In 2019, sentiment has been uneven across the regions as compared with 2017 and 2018, when positive sentiment was broad-based. Results in the autumn 2019 survey suggest widespread business confidence among firms in Quebec and, to a lesser extent, Ontario, consistent with a positive contribution to the regional indicator. Several firms, mostly in these provinces, refer to strength in domestic demand (often linked to immigration, information technology and non-residential construction). In both British Columbia and Atlantic Canada, with responses to most BOS questions at modest levels, the overall level of business confidence is close to those regions’ historical averages. In these regions, there are pockets of softness, such as housing-related demand in British Columbia and weak underlying demand in Newfoundland and Labrador. In the Prairies, due to ongoing challenges in the energy sector, overall sentiment is negative. The responses to most indicators of business activity, capacity pressures and prices for firms in the Prairies have deteriorated to low levels in this survey.
Chart 1-A: In 2019, business sentiment has been uneven across the regions
- 1. The BOS indicator now also includes the balance of opinion for indicators of future sales for a total of 12 series. Consequently, the data used for the BOS indicator start in 2003. Despite these changes, the level of the indicator is roughly the same.[←]

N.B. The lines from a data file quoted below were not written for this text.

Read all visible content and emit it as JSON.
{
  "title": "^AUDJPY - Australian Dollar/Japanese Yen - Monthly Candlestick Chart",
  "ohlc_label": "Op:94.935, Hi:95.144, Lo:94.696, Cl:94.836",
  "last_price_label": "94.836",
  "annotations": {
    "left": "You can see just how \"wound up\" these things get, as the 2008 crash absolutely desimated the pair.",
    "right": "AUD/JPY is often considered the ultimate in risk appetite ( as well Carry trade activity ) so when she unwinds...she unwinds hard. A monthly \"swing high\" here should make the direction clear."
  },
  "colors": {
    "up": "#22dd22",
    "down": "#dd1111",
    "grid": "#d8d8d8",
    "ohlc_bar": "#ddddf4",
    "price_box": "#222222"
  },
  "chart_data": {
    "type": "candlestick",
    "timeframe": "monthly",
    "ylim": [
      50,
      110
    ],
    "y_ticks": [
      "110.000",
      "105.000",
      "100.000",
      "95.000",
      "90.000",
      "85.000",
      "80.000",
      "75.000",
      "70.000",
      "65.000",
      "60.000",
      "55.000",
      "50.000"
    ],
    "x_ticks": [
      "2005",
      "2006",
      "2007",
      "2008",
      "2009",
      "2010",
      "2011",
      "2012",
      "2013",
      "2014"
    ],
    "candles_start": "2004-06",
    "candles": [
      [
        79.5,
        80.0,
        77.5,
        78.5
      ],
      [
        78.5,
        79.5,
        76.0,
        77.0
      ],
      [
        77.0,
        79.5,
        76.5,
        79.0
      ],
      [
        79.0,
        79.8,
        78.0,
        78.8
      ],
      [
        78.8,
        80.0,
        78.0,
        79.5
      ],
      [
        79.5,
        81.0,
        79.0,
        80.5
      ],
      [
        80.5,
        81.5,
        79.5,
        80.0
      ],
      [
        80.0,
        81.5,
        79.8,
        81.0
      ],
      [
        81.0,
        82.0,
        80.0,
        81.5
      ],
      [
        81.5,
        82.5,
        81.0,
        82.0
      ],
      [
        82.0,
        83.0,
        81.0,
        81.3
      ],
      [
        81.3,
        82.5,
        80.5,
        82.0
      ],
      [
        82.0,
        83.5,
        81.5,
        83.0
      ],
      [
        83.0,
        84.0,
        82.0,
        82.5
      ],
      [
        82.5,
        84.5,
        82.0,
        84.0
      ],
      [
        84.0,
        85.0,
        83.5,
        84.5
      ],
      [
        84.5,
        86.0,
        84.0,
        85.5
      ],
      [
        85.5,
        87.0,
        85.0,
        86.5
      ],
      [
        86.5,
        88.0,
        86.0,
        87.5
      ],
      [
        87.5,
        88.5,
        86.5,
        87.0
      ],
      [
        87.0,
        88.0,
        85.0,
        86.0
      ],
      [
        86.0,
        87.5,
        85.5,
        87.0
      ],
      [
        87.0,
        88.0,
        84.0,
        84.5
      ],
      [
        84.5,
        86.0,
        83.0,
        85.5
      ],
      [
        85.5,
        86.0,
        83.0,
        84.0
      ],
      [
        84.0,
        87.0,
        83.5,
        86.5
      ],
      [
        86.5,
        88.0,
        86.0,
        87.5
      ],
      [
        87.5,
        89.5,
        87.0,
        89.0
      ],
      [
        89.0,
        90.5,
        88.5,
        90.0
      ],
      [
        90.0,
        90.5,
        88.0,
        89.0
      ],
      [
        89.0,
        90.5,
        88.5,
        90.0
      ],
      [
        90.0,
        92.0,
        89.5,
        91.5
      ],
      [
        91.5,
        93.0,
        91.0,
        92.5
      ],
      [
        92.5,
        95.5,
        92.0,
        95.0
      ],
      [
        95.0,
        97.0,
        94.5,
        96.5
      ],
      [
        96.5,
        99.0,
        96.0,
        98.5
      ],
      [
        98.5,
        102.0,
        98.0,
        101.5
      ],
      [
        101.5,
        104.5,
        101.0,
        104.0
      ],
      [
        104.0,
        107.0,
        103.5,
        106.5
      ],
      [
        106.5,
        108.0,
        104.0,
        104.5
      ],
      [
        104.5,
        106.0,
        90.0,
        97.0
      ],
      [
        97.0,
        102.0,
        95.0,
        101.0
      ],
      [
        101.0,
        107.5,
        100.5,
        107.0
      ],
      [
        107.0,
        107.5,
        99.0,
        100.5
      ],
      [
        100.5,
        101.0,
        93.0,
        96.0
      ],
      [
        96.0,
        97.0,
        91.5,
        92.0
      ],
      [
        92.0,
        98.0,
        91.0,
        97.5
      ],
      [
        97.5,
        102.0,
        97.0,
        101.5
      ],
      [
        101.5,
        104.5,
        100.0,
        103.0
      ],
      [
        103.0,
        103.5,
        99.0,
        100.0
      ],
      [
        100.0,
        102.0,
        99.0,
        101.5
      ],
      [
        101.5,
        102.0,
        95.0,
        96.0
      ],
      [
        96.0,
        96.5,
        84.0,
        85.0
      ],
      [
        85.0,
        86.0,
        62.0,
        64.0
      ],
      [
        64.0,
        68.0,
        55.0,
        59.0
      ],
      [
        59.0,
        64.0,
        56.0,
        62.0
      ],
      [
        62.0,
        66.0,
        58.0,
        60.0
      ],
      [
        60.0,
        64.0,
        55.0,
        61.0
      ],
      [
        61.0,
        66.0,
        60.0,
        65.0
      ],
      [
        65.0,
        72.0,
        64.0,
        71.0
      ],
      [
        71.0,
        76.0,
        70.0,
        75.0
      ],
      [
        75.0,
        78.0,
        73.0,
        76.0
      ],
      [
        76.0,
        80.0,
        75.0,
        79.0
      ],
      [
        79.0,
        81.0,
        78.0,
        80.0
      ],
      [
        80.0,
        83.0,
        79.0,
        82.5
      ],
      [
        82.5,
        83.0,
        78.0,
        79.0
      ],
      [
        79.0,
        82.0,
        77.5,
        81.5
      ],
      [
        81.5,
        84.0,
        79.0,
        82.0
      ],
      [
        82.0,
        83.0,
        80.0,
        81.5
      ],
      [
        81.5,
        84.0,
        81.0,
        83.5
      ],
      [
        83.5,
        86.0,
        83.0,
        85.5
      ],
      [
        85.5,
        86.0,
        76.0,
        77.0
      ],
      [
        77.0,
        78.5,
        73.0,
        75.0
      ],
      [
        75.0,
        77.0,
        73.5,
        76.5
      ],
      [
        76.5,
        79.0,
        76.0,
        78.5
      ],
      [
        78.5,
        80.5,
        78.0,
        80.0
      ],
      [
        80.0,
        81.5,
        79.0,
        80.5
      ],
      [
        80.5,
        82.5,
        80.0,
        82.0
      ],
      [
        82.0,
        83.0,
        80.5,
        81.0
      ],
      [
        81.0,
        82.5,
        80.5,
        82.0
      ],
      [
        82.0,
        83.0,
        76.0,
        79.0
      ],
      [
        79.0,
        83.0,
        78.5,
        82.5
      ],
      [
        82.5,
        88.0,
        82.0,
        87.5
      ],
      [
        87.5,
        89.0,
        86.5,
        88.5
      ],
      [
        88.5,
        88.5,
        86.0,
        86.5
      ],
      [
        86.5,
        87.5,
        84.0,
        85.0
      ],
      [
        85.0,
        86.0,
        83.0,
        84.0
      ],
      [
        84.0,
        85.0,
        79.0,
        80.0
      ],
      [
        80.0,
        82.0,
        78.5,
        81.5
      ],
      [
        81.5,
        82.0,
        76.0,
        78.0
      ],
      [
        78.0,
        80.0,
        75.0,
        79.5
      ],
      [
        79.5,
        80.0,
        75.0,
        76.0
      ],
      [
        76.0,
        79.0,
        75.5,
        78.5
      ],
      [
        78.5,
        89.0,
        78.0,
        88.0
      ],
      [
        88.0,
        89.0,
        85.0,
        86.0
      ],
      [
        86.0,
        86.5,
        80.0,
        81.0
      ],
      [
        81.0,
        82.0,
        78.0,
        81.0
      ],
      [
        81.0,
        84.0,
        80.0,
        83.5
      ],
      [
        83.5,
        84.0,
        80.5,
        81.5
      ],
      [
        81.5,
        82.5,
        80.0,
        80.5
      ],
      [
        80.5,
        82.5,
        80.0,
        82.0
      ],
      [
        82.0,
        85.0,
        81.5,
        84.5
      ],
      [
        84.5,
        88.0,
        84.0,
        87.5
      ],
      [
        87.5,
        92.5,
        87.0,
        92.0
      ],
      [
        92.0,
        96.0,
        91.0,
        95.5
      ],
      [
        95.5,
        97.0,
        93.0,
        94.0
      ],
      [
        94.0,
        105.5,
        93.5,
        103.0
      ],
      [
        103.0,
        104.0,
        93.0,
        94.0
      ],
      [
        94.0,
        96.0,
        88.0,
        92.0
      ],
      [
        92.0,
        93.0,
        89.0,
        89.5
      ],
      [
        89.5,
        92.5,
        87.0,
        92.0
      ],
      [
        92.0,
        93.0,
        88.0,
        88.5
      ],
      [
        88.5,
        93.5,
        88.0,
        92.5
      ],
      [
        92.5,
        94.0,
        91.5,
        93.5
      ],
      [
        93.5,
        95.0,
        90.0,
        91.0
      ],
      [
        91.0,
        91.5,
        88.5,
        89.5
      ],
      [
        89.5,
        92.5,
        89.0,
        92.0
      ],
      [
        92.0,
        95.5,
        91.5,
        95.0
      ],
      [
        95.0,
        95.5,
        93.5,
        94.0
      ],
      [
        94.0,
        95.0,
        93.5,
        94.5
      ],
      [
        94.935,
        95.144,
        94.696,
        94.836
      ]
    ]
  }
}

- 2. For a technical discussion of the indicator and an assessment of its forecasting performance, see L. Pichette and L. Rennison, “Extracting Information from the Business Outlook Survey: A Principal-Component Approach,” Bank of Canada Review (Autumn 2011): 21–28.[←]
- 3. This indicator may differ from the overall aggregate BOS indicator above (Chart 11) because the common variations are extracted from more variables, which are more volatile since they are based on responses from smaller samples of firms.[←]
The Business Outlook Survey summarizes interviews conducted by the Bank’s regional offices with the senior management of about 100 firms selected in accordance with the composition of the gross domestic product of Canada’s business sector. This survey was conducted from August 20 to September 13, 2019. The balance of opinion can vary between +100 and -100. Percentages may not add to 100 because of rounding. Additional information on the survey and its content is available on the Bank of Canada’s website. The survey results summarize opinions expressed by the respondents and do not necessarily reflect the views of the Bank of Canada.